I agree that it's going to be difficult to get this right, but
semi-live templates (if you change it here, it will reflect on all
instances, but it you change it here, it won't) seem even more
fragile.

Sure.  I'm proposing that templates be completely dead.  I'm also proposing
that, for a first cut, shadow trees be completely dead (in the "will throw
exception if you try to add or remove nodes" sense), unless we can figure
out how to efficiently implement live shadow trees.

Hmm.  Olli just said that shadow mutations are common in XBL1.  I'm
somewhat loathe to make it automatically dead.

OK. I can see that.
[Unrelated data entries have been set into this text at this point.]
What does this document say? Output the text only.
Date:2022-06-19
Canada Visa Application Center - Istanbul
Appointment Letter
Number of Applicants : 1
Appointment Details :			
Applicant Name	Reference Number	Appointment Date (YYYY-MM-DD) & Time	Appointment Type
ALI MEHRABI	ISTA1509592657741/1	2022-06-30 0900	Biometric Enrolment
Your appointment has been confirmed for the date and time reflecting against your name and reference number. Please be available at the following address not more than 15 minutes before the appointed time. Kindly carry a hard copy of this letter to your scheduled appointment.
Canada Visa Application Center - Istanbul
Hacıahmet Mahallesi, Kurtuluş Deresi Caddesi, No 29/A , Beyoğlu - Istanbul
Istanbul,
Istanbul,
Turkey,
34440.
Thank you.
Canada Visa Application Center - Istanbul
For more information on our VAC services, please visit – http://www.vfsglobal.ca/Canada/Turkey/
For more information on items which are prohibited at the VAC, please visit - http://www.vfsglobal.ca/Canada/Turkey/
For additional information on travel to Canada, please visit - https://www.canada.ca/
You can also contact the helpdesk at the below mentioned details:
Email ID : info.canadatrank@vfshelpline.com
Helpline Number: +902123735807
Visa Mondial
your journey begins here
Certainly a binding like Firefox's tabbrowser needs to be able to modify its DOM (e.g. to add the new tab)...

We could restrict this further by only disallowing mutations that affect output ports, but that could be confusing to spec and author to (though in practice, users of Mozilla XBL author under just such a restriction, in that if they do something that does affect output ports things break).

On the other hand, there are lots of use-cases where dead shadows are
perfectly fine, so having some declarative way to differentiate
between whether the shadow needs to be live or dead might work.
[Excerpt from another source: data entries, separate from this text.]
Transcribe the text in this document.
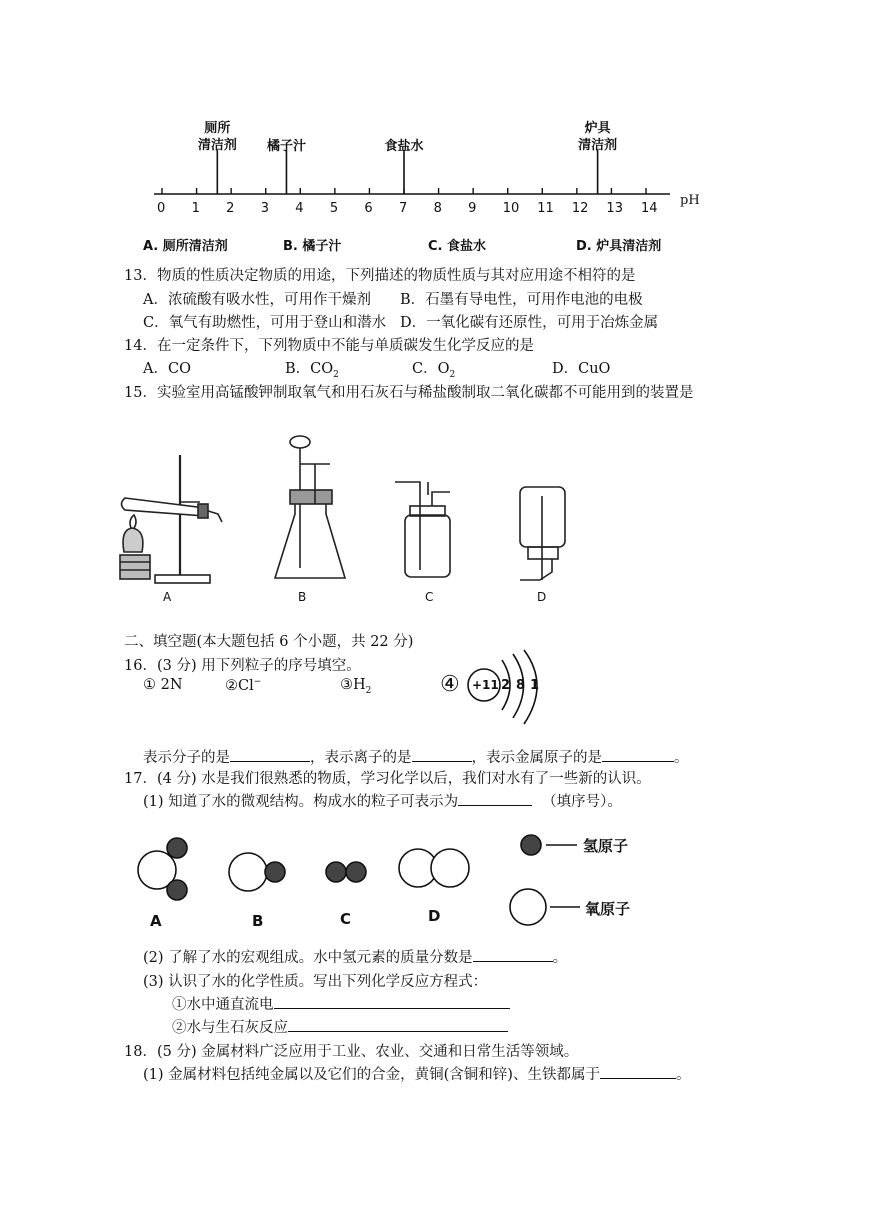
0 1 2 3 4 5 6 7 8 9 10 11 12 13 14
pH
厕所
清洁剂 橘子汁	食盐水
炉具
清洁剂
A. 厕所清洁剂	B. 橘子汁	C. 食盐水	D. 炉具清洁剂
13．物质的性质决定物质的用途，下列描述的物质性质与其对应用途不相符的是
A．浓硫酸有吸水性，可用作干燥剂 B．石墨有导电性，可用作电池的电极
C．氧气有助燃性，可用于登山和潜水 D．一氧化碳有还原性，可用于冶炼金属
14．在一定条件下，下列物质中不能与单质碳发生化学反应的是
A．CO	B．$CO_2$	C．$O_2$	D．CuO
15．实验室用高锰酸钾制取氧气和用石灰石与稀盐酸制取二氧化碳都不可能用到的装置是
A	B	C	D
二、填空题(本大题包括 6 个小题，共 22 分)
16．(3 分) 用下列粒子的序号填空。
① 2N	②Cl−	$③H_2$	④ +11 2 8 1
表示分子的是	，表示离子的是	，表示金属原子的是	。
17．(4 分) 水是我们很熟悉的物质，学习化学以后，我们对水有了一些新的认识。
(1) 知道了水的微观结构。构成水的粒子可表示为	（填序号）。
A	B	C	D
氢原子
氧原子
(2) 了解了水的宏观组成。水中氢元素的质量分数是	。
(3) 认识了水的化学性质。写出下列化学反应方程式：
①水中通直流电
②水与生石灰反应
18．(5 分) 金属材料广泛应用于工业、农业、交通和日常生活等领域。
(1) 金属材料包括纯金属以及它们的合金，黄铜(含铜和锌)、生铁都属于	。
Hmm.  Yeah, that might work.

It sounds like it's fine for the shadow to mutate, so long as nodes
aren't added/created/moved.

And removed, yes.

For example, I can twiddle attributes on
a shadow node without requiring the more expensive "map all the
metadata out" step, right?

Yes.

The idea is just that we can, as an optimization, keep all the metadata on a 
central shared object, so
that any time I, say, add a normal-DOM node to a component, I can just
go check that central data object to see where to forward the node?

Yep.

I suppose one could have a COW scheme where the metadata is cloned on mutation, but that requires a check on every mutation and makes it very easy to accidentally deoptimize... Maybe that's ok.